Hello, i'd like to build a multi-gene-tree of 14 fungal genomes. I did so far:
- Analyze the protein-sequences of all genomes for shared orthologs using orthoMCL
- Filter the resulting groups/clusters for those containing (only) one ortholog of every genome
- Generate 299 separate Fasta-Files of those groups with the sequences of the orthologs
- Run a MAFFT-alignment on every one of them separately
My files look like this one:
Grph|08566 ----------------RGAFEWAGNSVGGLFCQASNIVSPSHWRMVWDVVRFNYQSIASLRAFDRASEEQ---------------------------- Rany|05125 ----------------MRIAVIGSGVSGLAATWALNEAGNSVGGLFCQASNIVAGNSVGGLFCQASNIV----------------------------------- Acai|269125 ----------------MRIEWAGNSVGGLFCQATWALNEAGNSVGGLFCQASNIVAGNSVGGLFCQASNIV----------------------------
The order of the species (e.g. Grph) in those files is varying from file to file.

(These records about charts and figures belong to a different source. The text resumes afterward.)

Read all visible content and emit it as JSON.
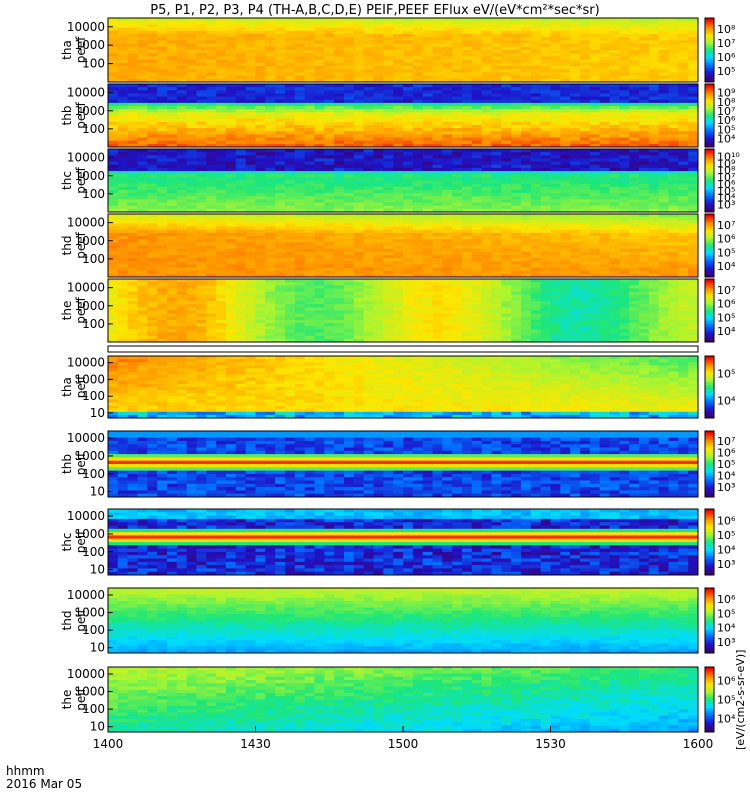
{
  "title": "P5, P1, P2, P3, P4 (TH-A,B,C,D,E) PEIF,PEEF EFlux eV/(eV*cm²*sec*sr)",
  "time_axis": {
    "label_units": "hhmm",
    "label_date": "2016 Mar 05",
    "ticks": [
      "1400",
      "1430",
      "1500",
      "1530",
      "1600"
    ],
    "range": [
      "14:00",
      "16:00"
    ]
  },
  "colorbar_label": "[eV/(cm2-s-sr-eV)]",
  "chart_data": [
    {
      "type": "heatmap",
      "panel": "tha peef",
      "ylabel": [
        "tha",
        "peef"
      ],
      "energy_ticks": [
        "100",
        "1000",
        "10000"
      ],
      "energy_range_eV": [
        10,
        30000
      ],
      "colorbar_ticks": [
        "10⁵",
        "10⁶",
        "10⁷",
        "10⁸"
      ],
      "dominant_levels": [
        0.78,
        0.72
      ]
    },
    {
      "type": "heatmap",
      "panel": "thb peef",
      "ylabel": [
        "thb",
        "peef"
      ],
      "energy_ticks": [
        "100",
        "1000",
        "10000"
      ],
      "energy_range_eV": [
        10,
        30000
      ],
      "colorbar_ticks": [
        "10⁴",
        "10⁵",
        "10⁶",
        "10⁷",
        "10⁸",
        "10⁹"
      ],
      "dominant_levels": [
        0.15,
        0.9
      ]
    },
    {
      "type": "heatmap",
      "panel": "thc peef",
      "ylabel": [
        "thc",
        "peef"
      ],
      "energy_ticks": [
        "100",
        "1000",
        "10000"
      ],
      "energy_range_eV": [
        10,
        30000
      ],
      "colorbar_ticks": [
        "10³",
        "10⁴",
        "10⁵",
        "10⁶",
        "10⁷",
        "10⁸",
        "10⁹",
        "10¹⁰"
      ],
      "dominant_levels": [
        0.1,
        0.55
      ]
    },
    {
      "type": "heatmap",
      "panel": "thd peef",
      "ylabel": [
        "thd",
        "peef"
      ],
      "energy_ticks": [
        "100",
        "1000",
        "10000"
      ],
      "energy_range_eV": [
        10,
        30000
      ],
      "colorbar_ticks": [
        "10⁴",
        "10⁵",
        "10⁶",
        "10⁷"
      ],
      "dominant_levels": [
        0.8,
        0.7
      ]
    },
    {
      "type": "heatmap",
      "panel": "the peef",
      "ylabel": [
        "the",
        "peef"
      ],
      "energy_ticks": [
        "100",
        "1000",
        "10000"
      ],
      "energy_range_eV": [
        10,
        30000
      ],
      "colorbar_ticks": [
        "10⁴",
        "10⁵",
        "10⁶",
        "10⁷"
      ],
      "dominant_levels": [
        0.75,
        0.65
      ]
    },
    {
      "type": "heatmap",
      "panel": "tha peif",
      "ylabel": [
        "tha",
        "peif"
      ],
      "energy_ticks": [
        "10",
        "100",
        "1000",
        "10000"
      ],
      "energy_range_eV": [
        5,
        25000
      ],
      "colorbar_ticks": [
        "10⁴",
        "10⁵"
      ],
      "dominant_levels": [
        0.85,
        0.45
      ]
    },
    {
      "type": "heatmap",
      "panel": "thb peif",
      "ylabel": [
        "thb",
        "peif"
      ],
      "energy_ticks": [
        "10",
        "100",
        "1000",
        "10000"
      ],
      "energy_range_eV": [
        5,
        25000
      ],
      "colorbar_ticks": [
        "10³",
        "10⁴",
        "10⁵",
        "10⁶",
        "10⁷"
      ],
      "dominant_levels": [
        0.15,
        0.9
      ]
    },
    {
      "type": "heatmap",
      "panel": "thc peif",
      "ylabel": [
        "thc",
        "peif"
      ],
      "energy_ticks": [
        "10",
        "100",
        "1000",
        "10000"
      ],
      "energy_range_eV": [
        5,
        25000
      ],
      "colorbar_ticks": [
        "10³",
        "10⁴",
        "10⁵",
        "10⁶"
      ],
      "dominant_levels": [
        0.15,
        0.92
      ]
    },
    {
      "type": "heatmap",
      "panel": "thd peif",
      "ylabel": [
        "thd",
        "peif"
      ],
      "energy_ticks": [
        "10",
        "100",
        "1000",
        "10000"
      ],
      "energy_range_eV": [
        5,
        25000
      ],
      "colorbar_ticks": [
        "10³",
        "10⁴",
        "10⁵",
        "10⁶"
      ],
      "dominant_levels": [
        0.4,
        0.3
      ]
    },
    {
      "type": "heatmap",
      "panel": "the peif",
      "ylabel": [
        "the",
        "peif"
      ],
      "energy_ticks": [
        "10",
        "100",
        "1000",
        "10000"
      ],
      "energy_range_eV": [
        5,
        25000
      ],
      "colorbar_ticks": [
        "10⁴",
        "10⁵",
        "10⁶"
      ],
      "dominant_levels": [
        0.55,
        0.45
      ]
    }
  ]
}
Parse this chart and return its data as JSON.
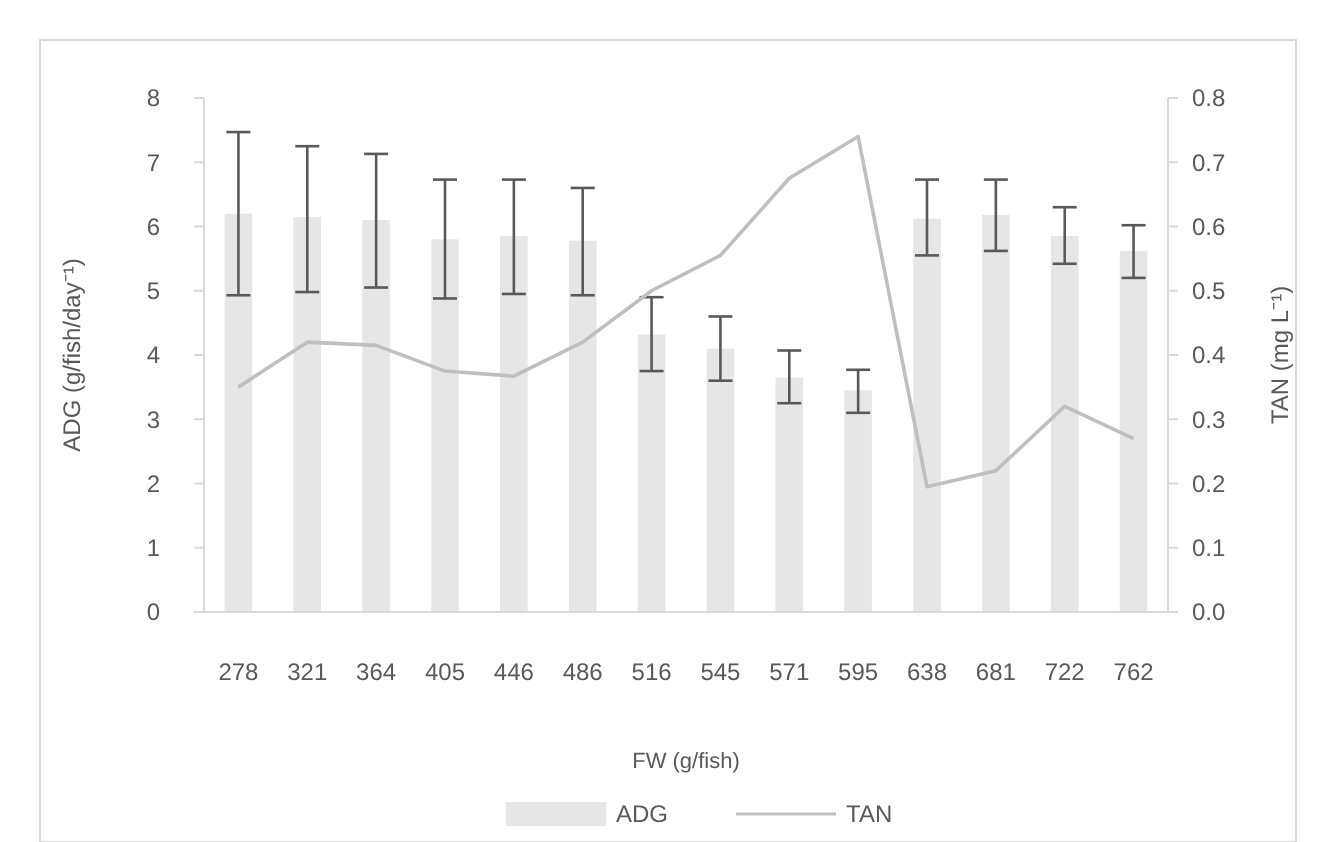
{
  "chart_data": {
    "type": "bar",
    "xlabel": "FW (g/fish)",
    "ylabel": "ADG (g/fish/day⁻¹)",
    "y2label": "TAN (mg L⁻¹)",
    "categories": [
      "278",
      "321",
      "364",
      "405",
      "446",
      "486",
      "516",
      "545",
      "571",
      "595",
      "638",
      "681",
      "722",
      "762"
    ],
    "series": [
      {
        "name": "ADG",
        "color": "#e6e6e6",
        "values": [
          6.2,
          6.15,
          6.1,
          5.8,
          5.85,
          5.78,
          4.32,
          4.1,
          3.65,
          3.45,
          6.12,
          6.18,
          5.85,
          5.62
        ],
        "errors": [
          [
            4.93,
            7.47
          ],
          [
            4.98,
            7.25
          ],
          [
            5.05,
            7.13
          ],
          [
            4.88,
            6.73
          ],
          [
            4.95,
            6.73
          ],
          [
            4.93,
            6.6
          ],
          [
            3.75,
            4.9
          ],
          [
            3.6,
            4.6
          ],
          [
            3.25,
            4.07
          ],
          [
            3.1,
            3.77
          ],
          [
            5.55,
            6.73
          ],
          [
            5.62,
            6.73
          ],
          [
            5.42,
            6.3
          ],
          [
            5.2,
            6.02
          ]
        ]
      },
      {
        "name": "TAN",
        "type": "line",
        "axis": "y2",
        "color": "#bfbfbf",
        "values": [
          0.35,
          0.42,
          0.415,
          0.375,
          0.367,
          0.42,
          0.5,
          0.555,
          0.675,
          0.74,
          0.195,
          0.22,
          0.32,
          0.27
        ]
      }
    ],
    "ylim": [
      0,
      8
    ],
    "yticks": [
      0,
      1,
      2,
      3,
      4,
      5,
      6,
      7,
      8
    ],
    "y2lim": [
      0,
      0.8
    ],
    "y2ticks": [
      {
        "value": 0,
        "label": "0.0"
      },
      0.1,
      0.2,
      0.3,
      0.4,
      0.5,
      0.6,
      0.7,
      0.8
    ],
    "grid": false,
    "legend": "bottom"
  }
}
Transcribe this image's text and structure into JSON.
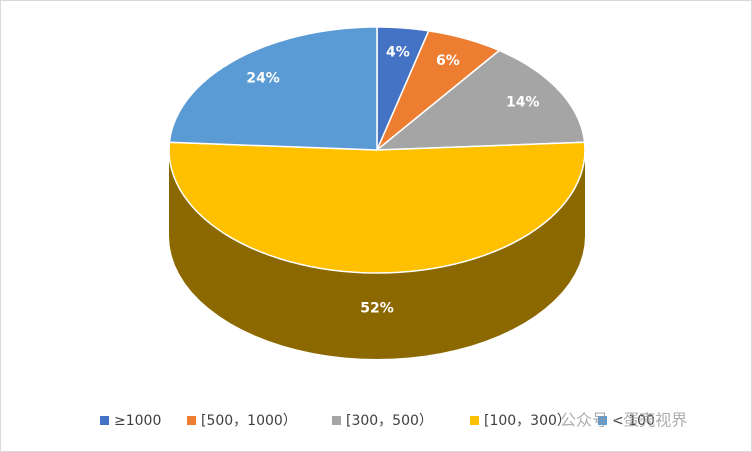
{
  "chart_data": {
    "type": "pie",
    "categories": [
      "≥1000",
      "[500，1000）",
      "[300，500）",
      "[100，300）",
      "< 100"
    ],
    "values": [
      4,
      6,
      14,
      52,
      24
    ],
    "value_labels": [
      "4%",
      "6%",
      "14%",
      "52%",
      "24%"
    ],
    "colors": [
      "#4472c4",
      "#ed7d31",
      "#a5a5a5",
      "#ffc000",
      "#5b9bd5"
    ],
    "legend": "bottom"
  },
  "watermark": "公众号 · 蛋壳视界"
}
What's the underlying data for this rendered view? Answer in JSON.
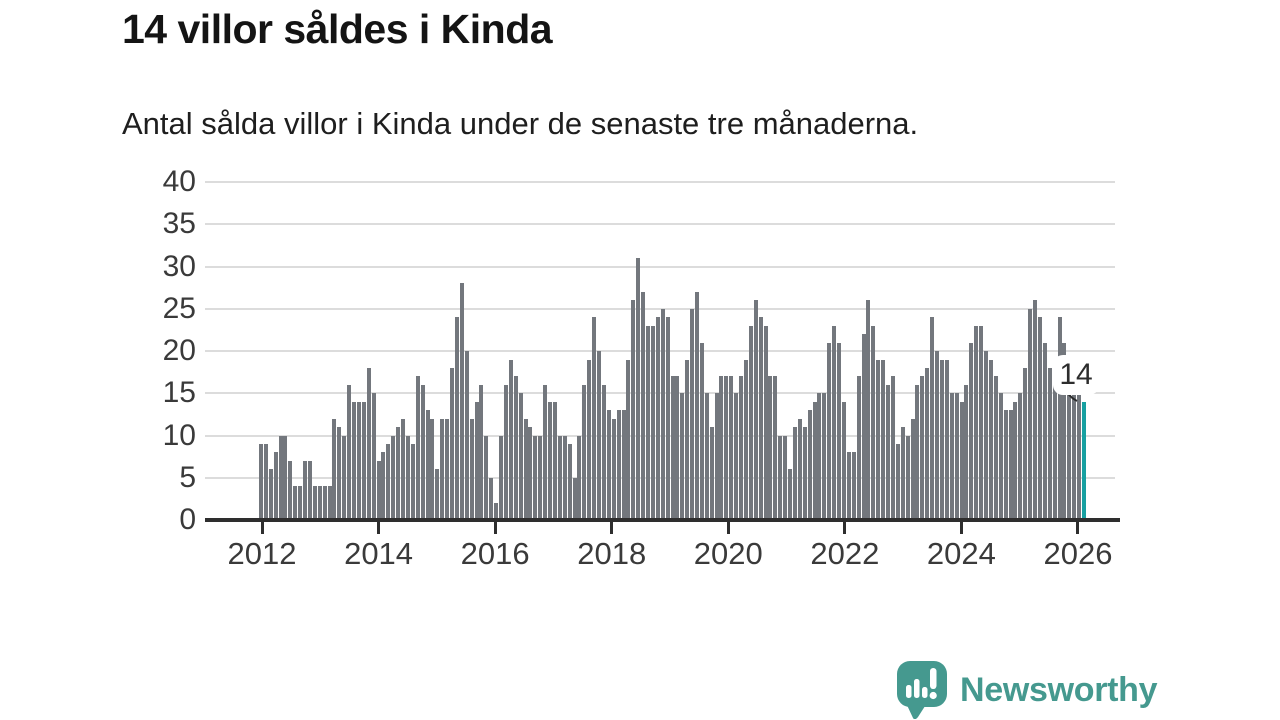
{
  "header": {
    "title": "14 villor såldes i Kinda",
    "subtitle": "Antal sålda villor i Kinda under de senaste tre månaderna."
  },
  "chart_data": {
    "type": "bar",
    "title": "14 villor såldes i Kinda",
    "subtitle": "Antal sålda villor i Kinda under de senaste tre månaderna.",
    "xlabel": "",
    "ylabel": "",
    "ylim": [
      0,
      40
    ],
    "yticks": [
      0,
      5,
      10,
      15,
      20,
      25,
      30,
      35,
      40
    ],
    "xticks": [
      "2012",
      "2014",
      "2016",
      "2018",
      "2020",
      "2022",
      "2024",
      "2026"
    ],
    "x_start": "2012",
    "frequency": "monthly-rolling-3-month-sum",
    "grid": true,
    "bar_color": "#73777d",
    "highlight_color": "#17a0a1",
    "highlight_last": true,
    "last_value_label": "14",
    "values": [
      9,
      9,
      6,
      8,
      10,
      10,
      7,
      4,
      4,
      7,
      7,
      4,
      4,
      4,
      4,
      12,
      11,
      10,
      16,
      14,
      14,
      14,
      18,
      15,
      7,
      8,
      9,
      10,
      11,
      12,
      10,
      9,
      17,
      16,
      13,
      12,
      6,
      12,
      12,
      18,
      24,
      28,
      20,
      12,
      14,
      16,
      10,
      5,
      2,
      10,
      16,
      19,
      17,
      15,
      12,
      11,
      10,
      10,
      16,
      14,
      14,
      10,
      10,
      9,
      5,
      10,
      16,
      19,
      24,
      20,
      16,
      13,
      12,
      13,
      13,
      19,
      26,
      31,
      27,
      23,
      23,
      24,
      25,
      24,
      17,
      17,
      15,
      19,
      25,
      27,
      21,
      15,
      11,
      15,
      17,
      17,
      17,
      15,
      17,
      19,
      23,
      26,
      24,
      23,
      17,
      17,
      10,
      10,
      6,
      11,
      12,
      11,
      13,
      14,
      15,
      15,
      21,
      23,
      21,
      14,
      8,
      8,
      17,
      22,
      26,
      23,
      19,
      19,
      16,
      17,
      9,
      11,
      10,
      12,
      16,
      17,
      18,
      24,
      20,
      19,
      19,
      15,
      15,
      14,
      16,
      21,
      23,
      23,
      20,
      19,
      17,
      15,
      13,
      13,
      14,
      15,
      18,
      25,
      26,
      24,
      21,
      18,
      17,
      24,
      21,
      17,
      16,
      15,
      14
    ]
  },
  "annotation": {
    "text": "14"
  },
  "footer": {
    "brand": "Newsworthy",
    "brand_color": "#45998f",
    "logo_icon": "newsworthy-speech-bubble-chart-icon"
  }
}
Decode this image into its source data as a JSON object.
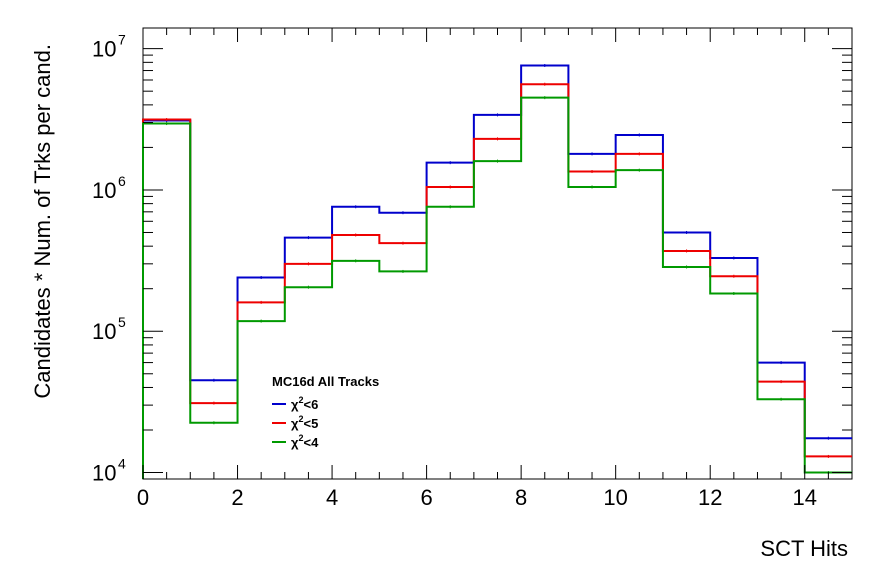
{
  "chart_data": {
    "type": "line",
    "step": true,
    "xlabel": "SCT Hits",
    "ylabel": "Candidates * Num. of Trks per cand.",
    "xlim": [
      0,
      15
    ],
    "ylim": [
      9000,
      14000000
    ],
    "yscale": "log",
    "x_ticks": [
      0,
      2,
      4,
      6,
      8,
      10,
      12,
      14
    ],
    "y_ticks": [
      {
        "value": 10000,
        "base": "10",
        "exp": "4"
      },
      {
        "value": 100000,
        "base": "10",
        "exp": "5"
      },
      {
        "value": 1000000,
        "base": "10",
        "exp": "6"
      },
      {
        "value": 10000000,
        "base": "10",
        "exp": "7"
      }
    ],
    "bin_edges": [
      0,
      1,
      2,
      3,
      4,
      5,
      6,
      7,
      8,
      9,
      10,
      11,
      12,
      13,
      14,
      15
    ],
    "legend": {
      "title": "MC16d All Tracks",
      "placement": "bottom-left"
    },
    "series": [
      {
        "name": "χ²<6",
        "name_base": "χ",
        "name_sup": "2",
        "name_rest": "<6",
        "color": "#0000cc",
        "values": [
          3100000,
          45000,
          240000,
          460000,
          760000,
          690000,
          1560000,
          3400000,
          7600000,
          1800000,
          2450000,
          500000,
          330000,
          60000,
          17500
        ]
      },
      {
        "name": "χ²<5",
        "name_base": "χ",
        "name_sup": "2",
        "name_rest": "<5",
        "color": "#ee0000",
        "values": [
          3150000,
          31000,
          160000,
          300000,
          480000,
          420000,
          1050000,
          2300000,
          5600000,
          1350000,
          1800000,
          370000,
          245000,
          44000,
          13000
        ]
      },
      {
        "name": "χ²<4",
        "name_base": "χ",
        "name_sup": "2",
        "name_rest": "<4",
        "color": "#009900",
        "values": [
          2950000,
          22500,
          118000,
          205000,
          315000,
          265000,
          760000,
          1600000,
          4500000,
          1050000,
          1380000,
          285000,
          185000,
          33000,
          10000
        ]
      }
    ]
  }
}
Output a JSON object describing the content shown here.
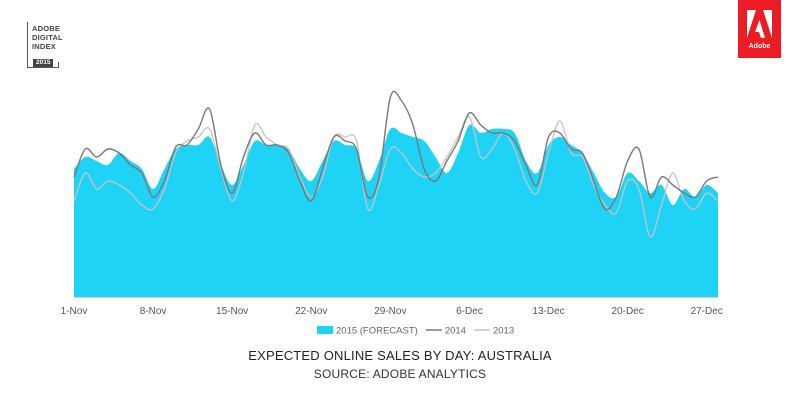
{
  "brand": {
    "badge_lines": [
      "ADOBE",
      "DIGITAL",
      "INDEX"
    ],
    "badge_year": "2015",
    "logo_text": "Adobe",
    "logo_color": "#ed1c24"
  },
  "chart_data": {
    "type": "area",
    "title": "EXPECTED ONLINE SALES BY DAY: AUSTRALIA",
    "subtitle": "SOURCE: ADOBE ANALYTICS",
    "x_start": "1-Nov",
    "x_end": "28-Dec",
    "x_ticks": [
      {
        "day": 0,
        "label": "1-Nov"
      },
      {
        "day": 7,
        "label": "8-Nov"
      },
      {
        "day": 14,
        "label": "15-Nov"
      },
      {
        "day": 21,
        "label": "22-Nov"
      },
      {
        "day": 28,
        "label": "29-Nov"
      },
      {
        "day": 35,
        "label": "6-Dec"
      },
      {
        "day": 42,
        "label": "13-Dec"
      },
      {
        "day": 49,
        "label": "20-Dec"
      },
      {
        "day": 56,
        "label": "27-Dec"
      }
    ],
    "y_axis_labels": "none",
    "ylim": [
      0,
      100
    ],
    "grid": false,
    "legend_position": "bottom",
    "series": [
      {
        "name": "2015 (FORECAST)",
        "style": "area",
        "color": "#1ed3f6",
        "values": [
          64,
          70,
          68,
          66,
          72,
          68,
          64,
          54,
          64,
          74,
          76,
          76,
          80,
          66,
          56,
          66,
          78,
          76,
          76,
          74,
          64,
          58,
          68,
          78,
          76,
          74,
          58,
          68,
          84,
          82,
          80,
          78,
          70,
          62,
          72,
          86,
          82,
          84,
          84,
          82,
          68,
          62,
          76,
          80,
          76,
          72,
          62,
          52,
          50,
          62,
          58,
          52,
          56,
          46,
          54,
          50,
          56,
          52
        ]
      },
      {
        "name": "2014",
        "style": "line",
        "color": "#787878",
        "values": [
          60,
          74,
          70,
          74,
          72,
          66,
          62,
          50,
          58,
          75,
          76,
          84,
          94,
          66,
          52,
          70,
          82,
          76,
          76,
          72,
          58,
          48,
          64,
          80,
          78,
          74,
          50,
          60,
          100,
          98,
          86,
          64,
          58,
          68,
          78,
          92,
          86,
          82,
          82,
          78,
          66,
          56,
          80,
          82,
          74,
          72,
          58,
          44,
          50,
          68,
          74,
          50,
          60,
          56,
          52,
          50,
          58,
          60
        ]
      },
      {
        "name": "2013",
        "style": "line",
        "color": "#c4c4c4",
        "values": [
          48,
          62,
          54,
          58,
          56,
          52,
          46,
          44,
          54,
          72,
          78,
          80,
          84,
          64,
          48,
          62,
          86,
          80,
          76,
          74,
          60,
          50,
          60,
          80,
          80,
          78,
          44,
          56,
          74,
          72,
          64,
          60,
          62,
          70,
          80,
          90,
          70,
          74,
          82,
          74,
          58,
          52,
          72,
          88,
          72,
          70,
          56,
          46,
          42,
          58,
          54,
          30,
          46,
          62,
          48,
          44,
          52,
          48
        ]
      }
    ]
  }
}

My next step would be, to run RaxML.
My question is: How do I combine those 299 separated alignments to get one "multi-gene-alignment" as Input for RaxML?
Thank you for your help.
you may try concat from seqkit.
Thats been a good tip, thanks!
You can merge the MSAs 'end to end', and then with RAxML use a partition file (I think). The partition file is needed to demarcate where each alignment starts and ends.
Another option might be to compute a consensus/species tree from all of the gene trees via ASTRAL or similar.